発売から1年経ったBMW「Z4」とトヨタ「スープラ」。似て非なる兄弟車のスポーツ思想の違いとは

2019年登場して話題となったFRスポーツカーが、2シーターオープンモデルのBMW「Z4」と2シータークーペモデルのトヨタ「スープラ」だ。2台は同じ工場で作られる、いわば兄弟車という立ち位置だが、Z4にはBMWの、スープラにはトヨタの考えるスポーツの思想が宿っている。登場から1年、あらためてその違いについて考えた。

オーストリア「マグナ・シュタイヤー社」で作られるスープラとZ4

 2019年5月、生産中止から17年が経ち、トヨタを代表するスポーツモデル「スープラ」がリバイバルデビューした。
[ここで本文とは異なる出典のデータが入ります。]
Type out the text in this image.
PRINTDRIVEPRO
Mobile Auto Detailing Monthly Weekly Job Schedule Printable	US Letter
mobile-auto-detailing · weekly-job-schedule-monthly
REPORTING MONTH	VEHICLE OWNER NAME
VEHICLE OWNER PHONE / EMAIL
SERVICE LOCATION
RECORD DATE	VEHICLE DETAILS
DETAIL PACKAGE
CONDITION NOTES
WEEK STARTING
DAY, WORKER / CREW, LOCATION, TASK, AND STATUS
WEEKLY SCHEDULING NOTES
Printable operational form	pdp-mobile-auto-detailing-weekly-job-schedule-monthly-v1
 スープラは1980年代後半、各社のスポーツカー開発が熾烈を極めた時期に、日産「スカイラインGT−R」やホンダ「NSX」、三菱「GTO」などと肩を並べ、自主規制枠いっぱいの280psのパワーを誇るFRモデルとして4代目が誕生。

 3リッターストレート6をフロントに積み、リアタイヤを駆動するFRレイアウトは、ライバル達が繊細なコントロールや電子デバイスの助けを受けるなか、ピュアなハンドリング特性を持ち味としていて、いまだに根強いファンが多い。

 また、素直な操縦性はドライビングバイブルとしても支持され、生産が中止されてからも長くトヨタの運転訓練車両として使われていることも、今ではよく知られている。
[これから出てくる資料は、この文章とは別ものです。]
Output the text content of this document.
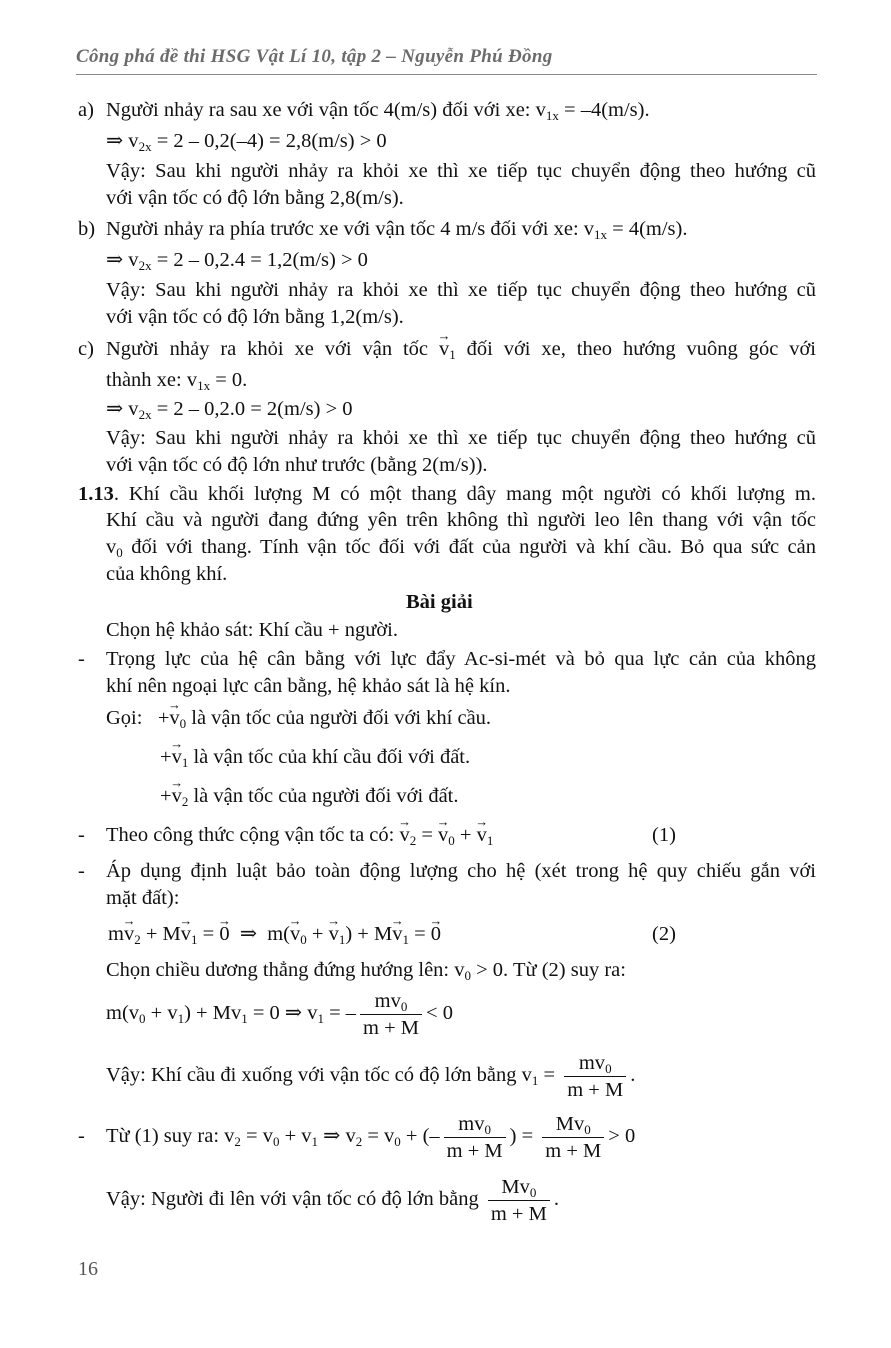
Công phá đề thi HSG Vật Lí 10, tập 2 – Nguyễn Phú Đồng
a) Người nhảy ra sau xe với vận tốc 4(m/s) đối với xe: $v_{1x} = -4(m/s)$.
⇒ $v_{2x} = 2 - 0,2(-4) = 2,8(m/s) > 0$
Vậy: Sau khi người nhảy ra khỏi xe thì xe tiếp tục chuyển động theo hướng cũ
với vận tốc có độ lớn bằng 2,8(m/s).
b) Người nhảy ra phía trước xe với vận tốc 4 m/s đối với xe: $v_{1x} = 4(m/s)$.
⇒ $v_{2x} = 2 - 0,2.4 = 1,2(m/s) > 0$
Vậy: Sau khi người nhảy ra khỏi xe thì xe tiếp tục chuyển động theo hướng cũ
với vận tốc có độ lớn bằng 1,2(m/s).
c) Người nhảy ra khỏi xe với vận tốc → $v_1$ đối với xe, theo hướng vuông góc với
thành xe: $v_{1x} = 0$.
⇒ $v_{2x} = 2 - 0,2.0 = 2(m/s) > 0$
Vậy: Sau khi người nhảy ra khỏi xe thì xe tiếp tục chuyển động theo hướng cũ
với vận tốc có độ lớn như trước (bằng 2(m/s)).
1.13. Khí cầu khối lượng M có một thang dây mang một người có khối lượng m.
Khí cầu và người đang đứng yên trên không thì người leo lên thang với vận tốc
$v_0$ đối với thang. Tính vận tốc đối với đất của người và khí cầu. Bỏ qua sức cản
của không khí.
Bài giải
Chọn hệ khảo sát: Khí cầu + người.
- Trọng lực của hệ cân bằng với lực đẩy Ac-si-mét và bỏ qua lực cản của không
khí nên ngoại lực cân bằng, hệ khảo sát là hệ kín.
Gọi: +→ $v_0$ là vận tốc của người đối với khí cầu.
+→ $v_1$ là vận tốc của khí cầu đối với đất.
+→ $v_2$ là vận tốc của người đối với đất.
- Theo công thức cộng vận tốc ta có: → $v_2$ = → $v_0$ + → $v_1$	(1)
- Áp dụng định luật bảo toàn động lượng cho hệ (xét trong hệ quy chiếu gắn với
mặt đất):
$m\to v_2 + M\to v_1$ = → 0  ⇒  $m(\to v_0$ + → $v_1) + M\to v_1$ = → 0	(2)
Chọn chiều dương thẳng đứng hướng lên: $v_0 > 0$. Từ (2) suy ra:
$m(v_0 + v_1) + Mv_1 = 0$ ⇒ $v_1$ = – $\frac{mv_0}{m + M} < 0$
Vậy: Khí cầu đi xuống với vận tốc có độ lớn bằng $v_1 = \frac{mv_0}{m + M}$ .
- Từ (1) suy ra: $v_2 = v_0 + v_1$ ⇒ $v_2 = v_0$ + (– $\frac{mv_0}{m + M}$ ) = $\frac{Mv_0}{m + M} > 0$
Vậy: Người đi lên với vận tốc có độ lớn bằng $\frac{Mv_0}{m + M}$ .
16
オーストリアにある同じ工場で作られ、日本で輸入されるトヨタ「スープラ」とBMW「Z4」
オーストリアにある同じ工場で作られ、日本で輸入されるトヨタ「スープラ」とBMW「Z4」

 対するBMW「Z4」は、初代が2003年に登場。2シーターモデル「Z3」の後継モデルとして投入され、日本でも同年1月から販売を開始された。

 スープラ同様に3リッターの直列6気筒ユニットを搭載するFRレイアウトを特徴とし、2009年に2代目が、2019年にはスープラのデビューを前に3代目がデビュー。搭載される340psの3リッターストレート6のターボユニットとFRレイアウトの組み合わせを継承し、走りをさらに磨き込んできた。
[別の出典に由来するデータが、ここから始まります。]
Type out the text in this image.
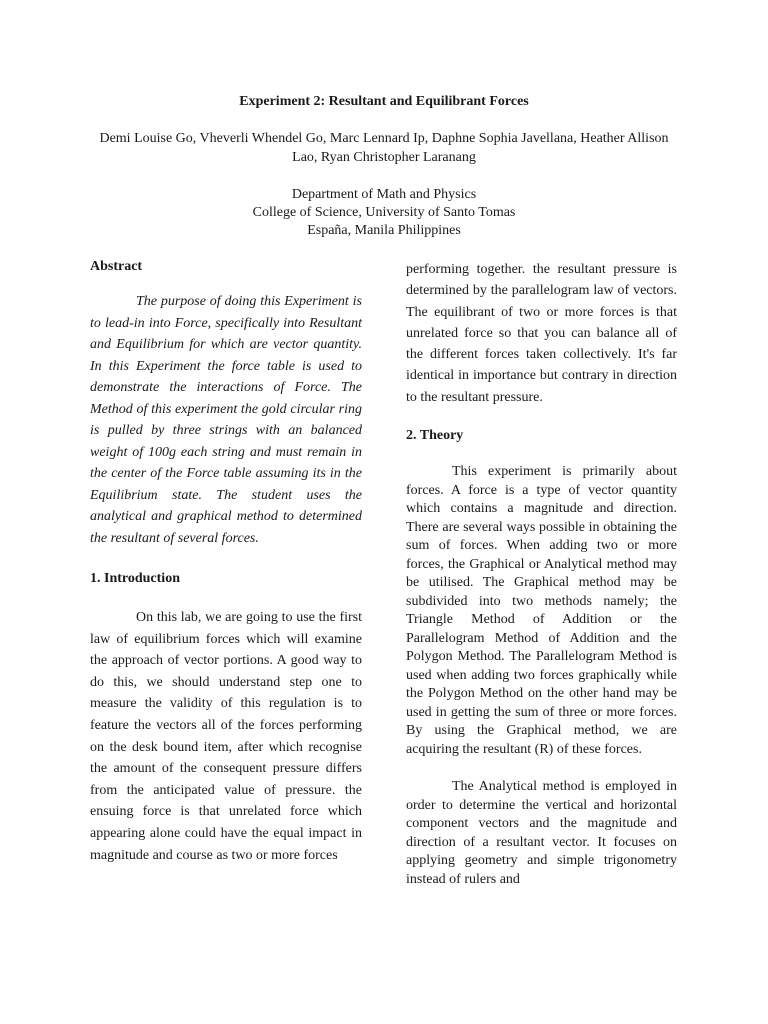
Experiment 2: Resultant and Equilibrant Forces
Demi Louise Go, Vheverli Whendel Go, Marc Lennard Ip, Daphne Sophia Javellana, Heather Allison Lao, Ryan Christopher Laranang
Department of Math and Physics
College of Science, University of Santo Tomas
España, Manila Philippines
Abstract

The purpose of doing this Experiment is to lead-in into Force, specifically into Resultant and Equilibrium for which are vector quantity. In this Experiment the force table is used to demonstrate the interactions of Force. The Method of this experiment the gold circular ring is pulled by three strings with an balanced weight of 100g each string and must remain in the center of the Force table assuming its in the Equilibrium state. The student uses the analytical and graphical method to determined the resultant of several forces.

1. Introduction

On this lab, we are going to use the first law of equilibrium forces which will examine the approach of vector portions. A good way to do this, we should understand step one to measure the validity of this regulation is to feature the vectors all of the forces performing on the desk bound item, after which recognise the amount of the consequent pressure differs from the anticipated value of pressure. the ensuing force is that unrelated force which appearing alone could have the equal impact in magnitude and course as two or more forces

performing together. the resultant pressure is determined by the parallelogram law of vectors. The equilibrant of two or more forces is that unrelated force so that you can balance all of the different forces taken collectively. It's far identical in importance but contrary in direction to the resultant pressure.

2. Theory

This experiment is primarily about forces. A force is a type of vector quantity which contains a magnitude and direction. There are several ways possible in obtaining the sum of forces. When adding two or more forces, the Graphical or Analytical method may be utilised. The Graphical method may be subdivided into two methods namely; the Triangle Method of Addition or the Parallelogram Method of Addition and the Polygon Method. The Parallelogram Method is used when adding two forces graphically while the Polygon Method on the other hand may be used in getting the sum of three or more forces. By using the Graphical method, we are acquiring the resultant (R) of these forces.

The Analytical method is employed in order to determine the vertical and horizontal component vectors and the magnitude and direction of a resultant vector. It focuses on applying geometry and simple trigonometry instead of rulers and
 日本でのデビューは、BMW・Z4は2019年3月、トヨタ・スープラはその1カ月後の4月。つまり、デビューしてちょうど1年が経過したというわけだ。

 このように、時を前後してデビューしたこのスープラとZ4は、オーストリア南東に位置するマグナ・シュタイヤー社のグラーツ工場で生産される。ブランドは違うが、いってみれば2台は兄弟車で、Z4がオープン2シーター、スープラがクローズド2シーターボディのクーペデザインを特徴としている。

 搭載されるパワーユニットはZ4、スープラともにBMW製で、トランスミッションも8速ATと共通している。